Ve buranın en sevmediğim yönlerinden biri de sabahın köründe kalkmak zorunda olmam. Ama bugün Paris'in yanında olmalıyım bu yüzden yatağımla aramızdaki vedalaşmayı kısa tutup tepinerek yataktan kalktım. Paris onca şey arasında beni de düşünüp bana da bir kıyafet diktirmişti. Kalktım ve uykumu açmak için sıcacık bir suyun aktığı banyoya girdim. Bu teknolojiye bayılıyorum. Eminim daha çoğu ırk daha bunu keşfedememiştir. Neyse ki bizim teknolojimiz başka dünyalara gitmeye yetecek kadar ileri.

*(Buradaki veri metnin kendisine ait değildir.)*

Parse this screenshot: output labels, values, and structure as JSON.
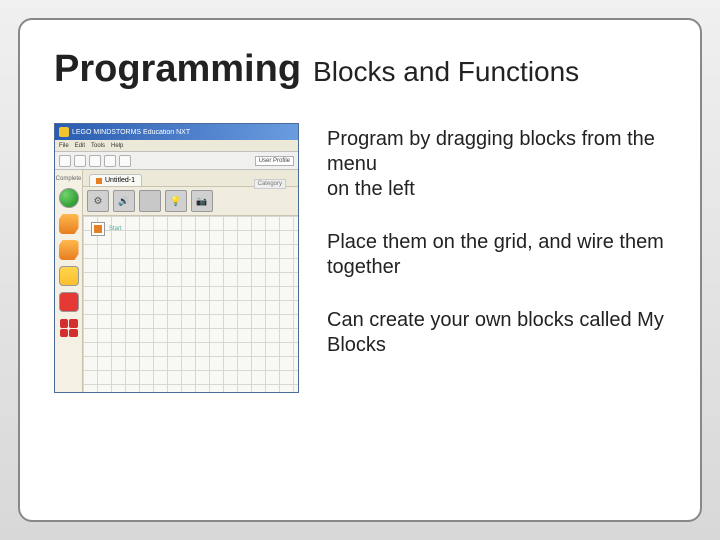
{
  "title": {
    "main": "Programming",
    "sub": "Blocks and Functions"
  },
  "bullets": {
    "p1": "Program by dragging blocks from the menu\non the left",
    "p2": "Place them on the grid, and wire them together",
    "p3": "Can create your own blocks called My Blocks"
  },
  "screenshot": {
    "window_title": "LEGO MINDSTORMS Education NXT",
    "menus": [
      "File",
      "Edit",
      "Tools",
      "Help"
    ],
    "toolbar_right": "User Profile",
    "tab_label": "Untitled-1",
    "palette_label": "Complete",
    "start_label": "Start",
    "category_label": "Category",
    "palette_icons": [
      "green-circle",
      "orange-block",
      "orange-block",
      "yellow-block",
      "red-block",
      "red-multi"
    ],
    "block_row_icons": [
      "gear",
      "sound",
      "display",
      "lamp",
      "camera"
    ]
  }
}
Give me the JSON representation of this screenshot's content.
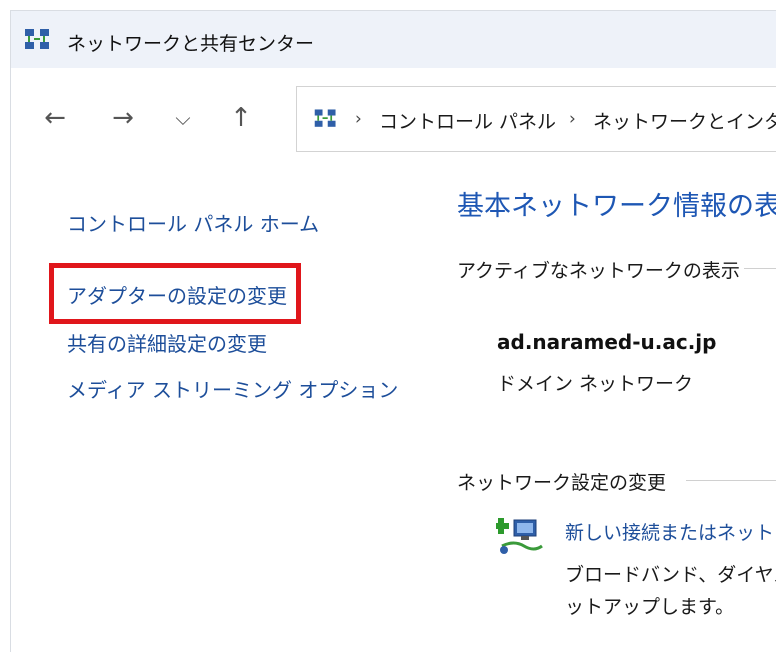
{
  "window": {
    "title": "ネットワークと共有センター"
  },
  "nav": {
    "back_glyph": "←",
    "forward_glyph": "→",
    "recent_glyph": "⌵",
    "up_glyph": "↑"
  },
  "address": {
    "sep": "›",
    "crumbs": [
      "コントロール パネル",
      "ネットワークとインター"
    ]
  },
  "sidebar": {
    "items": [
      {
        "label": "コントロール パネル ホーム"
      },
      {
        "label": "アダプターの設定の変更"
      },
      {
        "label": "共有の詳細設定の変更"
      },
      {
        "label": "メディア ストリーミング オプション"
      }
    ]
  },
  "main": {
    "title": "基本ネットワーク情報の表",
    "active_section": "アクティブなネットワークの表示",
    "network": {
      "name": "ad.naramed-u.ac.jp",
      "type": "ドメイン ネットワーク"
    },
    "settings_section": "ネットワーク設定の変更",
    "task": {
      "link": "新しい接続またはネット",
      "desc_line1": "ブロードバンド、ダイヤル",
      "desc_line2": "ットアップします。"
    }
  },
  "colors": {
    "link": "#1d4e9a",
    "title": "#1e57b4",
    "highlight": "#e0161b"
  }
}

Banyodan sonra odamdan uzakta görünen ormanın göz alıcı rengi kadar güzel yeşil elbisemi giydim ve saçlarımı kuruttum ve hafif dalgalı bir şekil verdim. Ve bu göğüs dekoltesine yakışacak etkileyici bordo bir ruj sürdüm. İşte hazırım. Harika oldumm. Artık gidebilirim. Ama sonra nereye gideceğimi hatirladim...yine. Yüzümdeki aptal aptal gülümseyen kız yine yerini sürekli Paris'i korumayı düşünen, onu kendinden bile daha çok önemseyen kız geldi. Ne diyeceğimi onu nasıl teselli edeceğimi bilmiyordum ama bildiğim bişey varsa o da güçlü olmam gerektiğiydi. Bu yüzden yanaklarımı çimdikledim ve biraz renk gelmesini sağladım sonra derin bir nefes alıp labirent gibi sarayda asıl halini kaybettiğim dostumu aramaya başladım.
***
Çıktığımda kendimi çok kötü hissediyordum. Ama pardon kendimi kötü hissedebilmem için ilk önce kendimi hissetmem lağzım ama benim heryerim uyuşmuş gibiydi. Onun için yapabileceğim hiç bir şey yoktu elimde. Şimdi ne bulutlar ne de gökkuşağı vardı yanımızda. Bomboş hissediyordum. Dışlanmış gibi. Artık ne o renkli gökyüzü ne de saf ruhlarımız bizi istemiyordu. Gözümden akan yaşa aldırmadan salona girdim ve davetlilerin pek olmadığı bir yeri gözüme kestirdim. Tam oturacağım sırada birinin çarpmasıyla geriye doğru sendeledim ve düşmek üzere olduğumda belimden yakaladı. Nefesim kesilmiş ona bakıyordum. Beni yavaşca kaldırdı ve saçlarını düzeltti. Hala ona şaşkın şaşkın bakıyordum çünkü ilk defa bi erkekle bu kadar yakın olmuştum. "Şey...ben özür dilerim yanlışlıkla oldu." "....Yo...önemli değil." Daha dikkatli baktığımda beyaz gömleğindeki kırmızı lekeyi gördüm. Aniden aklıma kötü düşünceler geldi ama birşeyin döküldüğü belliydi. Ben hala gömleğe bakıp fikir üretirken oda baktı ve güldü. "Hizmetçilerden biri çarptı da içkilerde gömleğimle sarıldılar. " Bu sözüne karşın bende kendimi tutamayıp güldüm. Başka biri olsa çok kızardı diye düşünüyorum ama onun bu pozitif hali beni de rahatlatmıştı. "Ee şey oturucaktın sanırım? " Gülmesi çok hoştu ve yanda çıkan gamzeside şirinlik katıyordu sanki. Zaten gamzeleri olmasa da simsiyah saçları ve elbisemden bile daha parlak yeşil gözleriyle beni bayıltabilirdi. Biraz daha bakmak için bir teklifte bulunmak aklıma geldi. "Evet öyle yapacaktım ama isterseniz sizde benimle oturabilirsiniz." Bu cümleyi asla kurabilmeyi düşünmezdim. Bi erkeğe benimle oturmasını teklif etmiştim. Bana şaşkın ama gülümseyerek baktı ve kafasını salladı. "Evet...evet çok isterim sağol. " Bu cevabı aldığım için mutlu olmuştum çünkü eğer negatif bir cevap alsaydım gerçekten utancımdan yerin dibine girerdim. Birden kafamı dağıtan şey sandalyemi çekip belimden itmesi oldu. Artık daha fazla kızarmamaya söz vermişken buda neydi şimdi?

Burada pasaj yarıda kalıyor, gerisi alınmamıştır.